DE LA SANTE : adaptation et spiritualisation

On définit souvent la santé comme l'absence de maladie, ce qui est fort tendancieux. Remarquons d'abord que l'absence de toute affection morbide est peu probable. D'autant que la vie se dévelope par crises, et que l'absence de crises signerait une déficience du développement. La crise n'est pas une maladie, c'est une adaption qui peut réussir ou échouer. En fait la santé est indéfinissable parce que ce n'est pas un état stable, mais un processus.

Ce processus est réactif si ce sont les circonstances qui contraignent à un remaniement. Suite à un licenciement je suis bien obligé de revoir mes orientations vitales. Le processus sera actif et créatif s'il exprime une nouvelle énergie, manifeste un passage du petit vers le grand. Par exemple, renoncer en partie aux intérêts matériels pour mieux se consacrer à une tâche artistique ou humanitaire est un gain de santé, une augmentation de la puissance d'agir.

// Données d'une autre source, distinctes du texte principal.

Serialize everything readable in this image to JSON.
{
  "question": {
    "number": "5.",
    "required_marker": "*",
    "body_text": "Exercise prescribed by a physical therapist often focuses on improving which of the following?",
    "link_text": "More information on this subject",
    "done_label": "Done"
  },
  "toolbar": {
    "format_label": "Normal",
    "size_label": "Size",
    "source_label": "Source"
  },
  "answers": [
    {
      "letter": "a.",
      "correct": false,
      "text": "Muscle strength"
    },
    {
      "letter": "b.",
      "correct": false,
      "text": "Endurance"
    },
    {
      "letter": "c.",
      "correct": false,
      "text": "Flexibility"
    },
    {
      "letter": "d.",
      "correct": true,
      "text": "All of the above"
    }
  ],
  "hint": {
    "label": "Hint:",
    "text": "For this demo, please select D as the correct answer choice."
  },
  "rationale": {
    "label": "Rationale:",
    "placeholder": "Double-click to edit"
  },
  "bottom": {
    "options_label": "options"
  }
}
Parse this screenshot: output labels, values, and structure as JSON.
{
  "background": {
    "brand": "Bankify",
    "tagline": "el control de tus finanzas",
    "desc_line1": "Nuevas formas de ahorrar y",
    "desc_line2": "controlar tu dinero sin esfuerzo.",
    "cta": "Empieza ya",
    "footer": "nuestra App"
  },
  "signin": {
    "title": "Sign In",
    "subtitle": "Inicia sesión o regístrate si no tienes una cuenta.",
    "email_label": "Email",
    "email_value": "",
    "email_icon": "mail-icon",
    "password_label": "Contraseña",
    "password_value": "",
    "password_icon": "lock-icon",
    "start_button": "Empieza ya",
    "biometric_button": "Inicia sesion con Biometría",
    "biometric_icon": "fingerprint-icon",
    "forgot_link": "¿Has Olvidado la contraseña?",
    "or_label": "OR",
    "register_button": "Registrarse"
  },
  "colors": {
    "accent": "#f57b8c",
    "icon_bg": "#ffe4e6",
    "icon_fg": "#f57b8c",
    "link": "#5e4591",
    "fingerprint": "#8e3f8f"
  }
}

Notre médecine et notre psychologie mettent trop l'accent sur l'adaptation, qui n'est que consentement à l'inévitable. C'est ainsi que l'on décrit l'expérience de l'homme vieillissant qui est contraint de renoncer à certaines activités physiques pour préserver l'énergie  restante. La vieillesse ne serait que diminution du potentiel, amoindrissement, passage obligé du plus vers le moins. On décrit à plaisir les outrages de l'âge : rides, essouflements, baisse de la libido, pertes de mémoires et de concentration, fatigabilité, adaptabilité moindre, rétrécissement social etc - exhibant comme un phénomène de foire tel centenaire chenu et anondonte, capable, ô merveille, de sauter sa femme trois fois par jour, ou d'escalader lestement le Pic du Midi! Fort bien, mais ce n'est là qu'une exception complaisante. Quoi qu'il en soit, jamais, au grand jamais on n'envisage la vieillesse come un stade supérieur du développement. On se focalise sur les diminutions pathétiques de l'énergie externe. Mais il existe une autre énergie, qui pour advenir à son acmé, demande un long apprentissage, une formidable patience, un resserrement interne, une spiritualisation, dans le raffinement progressif, la décantation, l'épuration, l'extrème concentration. Chez nous le vieillard n'est que pitoyable, ou ridicule. Dans la Chine ancienne, et chez les Grecs il était sublime - s'il avait su vieillir en se départissant de l'accessoire, du frelaté, de l'inessentiel pour vivre selon la vérité. Lao Tseu : "Le sage diminue tous les jours", non en s'affaiblissant, mais en diminuant les intérêts externes au profit de l'"essence" - "quintessence" de l'énergie purifiée. 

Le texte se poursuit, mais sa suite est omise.